Based on mounting evidence, we are learning that each dollar invested in a family today changes the trajectory of that family. We are growing more confident that investments in the wellbeing of our neighbors’ children will bring lasting benefits to all of us. With data on hand, we believe parents know best how to use cash to benefit their children – and we are demonstrating the humility and trust required to get out of their way.
It is easy to lean into frustration. But today’s children are tomorrow’s citizens and problem-solvers. They live in Lynn, and Roxbury, and in your community. If we can do our level best to give families some breathing room (cash) today, we will strengthen America’s collective capacity to face tomorrow’s challenges – from mental health to climate change to social trust.
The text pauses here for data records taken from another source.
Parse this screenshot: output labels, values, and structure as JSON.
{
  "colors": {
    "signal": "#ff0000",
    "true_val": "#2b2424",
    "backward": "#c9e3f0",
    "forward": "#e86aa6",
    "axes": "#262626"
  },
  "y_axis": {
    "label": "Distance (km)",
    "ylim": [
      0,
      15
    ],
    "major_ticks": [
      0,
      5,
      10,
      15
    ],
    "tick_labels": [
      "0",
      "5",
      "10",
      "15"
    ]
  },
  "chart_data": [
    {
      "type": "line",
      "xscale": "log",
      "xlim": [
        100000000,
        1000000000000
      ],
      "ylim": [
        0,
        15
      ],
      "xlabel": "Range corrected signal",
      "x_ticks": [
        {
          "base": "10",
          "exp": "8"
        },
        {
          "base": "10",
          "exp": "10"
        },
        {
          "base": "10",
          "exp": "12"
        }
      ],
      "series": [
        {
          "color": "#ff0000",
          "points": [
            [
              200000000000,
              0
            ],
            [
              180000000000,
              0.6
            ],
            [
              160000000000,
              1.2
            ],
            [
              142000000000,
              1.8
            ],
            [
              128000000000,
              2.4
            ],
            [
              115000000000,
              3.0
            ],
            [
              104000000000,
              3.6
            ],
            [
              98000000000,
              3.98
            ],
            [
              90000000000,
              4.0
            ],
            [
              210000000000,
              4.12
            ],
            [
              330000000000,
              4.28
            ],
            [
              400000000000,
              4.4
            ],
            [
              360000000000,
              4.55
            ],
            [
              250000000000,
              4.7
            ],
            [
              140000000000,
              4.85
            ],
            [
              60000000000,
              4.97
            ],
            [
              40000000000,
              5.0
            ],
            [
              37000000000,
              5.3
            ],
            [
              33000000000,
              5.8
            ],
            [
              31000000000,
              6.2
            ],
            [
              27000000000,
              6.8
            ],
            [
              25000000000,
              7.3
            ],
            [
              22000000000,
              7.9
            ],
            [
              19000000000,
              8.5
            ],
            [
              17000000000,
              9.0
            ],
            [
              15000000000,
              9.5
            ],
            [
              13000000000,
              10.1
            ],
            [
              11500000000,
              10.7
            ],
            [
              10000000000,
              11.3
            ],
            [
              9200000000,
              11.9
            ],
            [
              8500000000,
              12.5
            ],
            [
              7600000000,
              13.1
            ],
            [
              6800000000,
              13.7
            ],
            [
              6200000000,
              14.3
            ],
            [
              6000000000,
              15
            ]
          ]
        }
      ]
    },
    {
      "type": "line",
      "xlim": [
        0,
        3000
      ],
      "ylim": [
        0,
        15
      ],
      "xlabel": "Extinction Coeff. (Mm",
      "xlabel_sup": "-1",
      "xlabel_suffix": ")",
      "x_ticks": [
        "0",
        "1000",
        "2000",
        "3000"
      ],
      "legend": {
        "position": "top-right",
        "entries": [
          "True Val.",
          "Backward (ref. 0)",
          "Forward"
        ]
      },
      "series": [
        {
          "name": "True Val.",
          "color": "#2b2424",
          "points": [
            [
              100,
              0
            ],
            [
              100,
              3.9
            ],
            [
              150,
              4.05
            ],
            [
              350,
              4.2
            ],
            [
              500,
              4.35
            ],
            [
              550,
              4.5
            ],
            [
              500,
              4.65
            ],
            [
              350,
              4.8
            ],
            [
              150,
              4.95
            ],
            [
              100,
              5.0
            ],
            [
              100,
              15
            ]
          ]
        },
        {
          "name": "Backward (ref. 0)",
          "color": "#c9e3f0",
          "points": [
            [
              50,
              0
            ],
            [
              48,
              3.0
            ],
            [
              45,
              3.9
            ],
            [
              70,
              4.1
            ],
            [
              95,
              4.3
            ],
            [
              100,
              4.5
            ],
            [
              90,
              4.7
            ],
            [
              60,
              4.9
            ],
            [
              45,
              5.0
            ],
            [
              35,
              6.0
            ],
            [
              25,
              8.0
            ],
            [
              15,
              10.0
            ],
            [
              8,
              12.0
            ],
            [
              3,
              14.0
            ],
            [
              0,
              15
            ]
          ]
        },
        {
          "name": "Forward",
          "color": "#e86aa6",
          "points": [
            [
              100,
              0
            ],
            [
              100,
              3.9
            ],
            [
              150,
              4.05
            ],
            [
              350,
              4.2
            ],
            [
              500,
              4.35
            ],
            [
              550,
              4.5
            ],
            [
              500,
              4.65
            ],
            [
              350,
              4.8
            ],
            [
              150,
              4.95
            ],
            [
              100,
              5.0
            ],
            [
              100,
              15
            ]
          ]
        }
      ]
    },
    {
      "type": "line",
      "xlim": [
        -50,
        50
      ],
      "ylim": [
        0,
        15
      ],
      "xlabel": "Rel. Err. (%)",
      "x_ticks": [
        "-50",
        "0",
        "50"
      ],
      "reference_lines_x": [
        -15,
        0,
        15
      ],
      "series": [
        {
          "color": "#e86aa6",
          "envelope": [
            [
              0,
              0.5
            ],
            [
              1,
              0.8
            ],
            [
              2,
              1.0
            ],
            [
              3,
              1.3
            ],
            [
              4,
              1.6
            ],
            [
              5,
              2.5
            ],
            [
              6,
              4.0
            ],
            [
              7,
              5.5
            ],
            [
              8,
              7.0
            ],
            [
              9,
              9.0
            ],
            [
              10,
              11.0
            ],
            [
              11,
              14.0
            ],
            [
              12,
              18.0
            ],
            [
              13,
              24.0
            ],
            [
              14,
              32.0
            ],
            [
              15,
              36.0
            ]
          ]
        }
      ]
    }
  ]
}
We choose optimism today because Family Health Project and BFY are planting the seeds of structural shifts in both philanthropy and public policy. We choose optimism because institutions including Stanford, the University of Pennsylvania, and others, are conducting rigorous studies on how unconditional cash benefit programs impact child health and cognitive development. We choose optimism not as a shallow source of comfort but as a pressing responsibility – a responsibility to raise our expectations for the effectiveness of charitable organizations and the positions of policymakers.
Ours is an optimism that places trust in the future because we are doing the work today.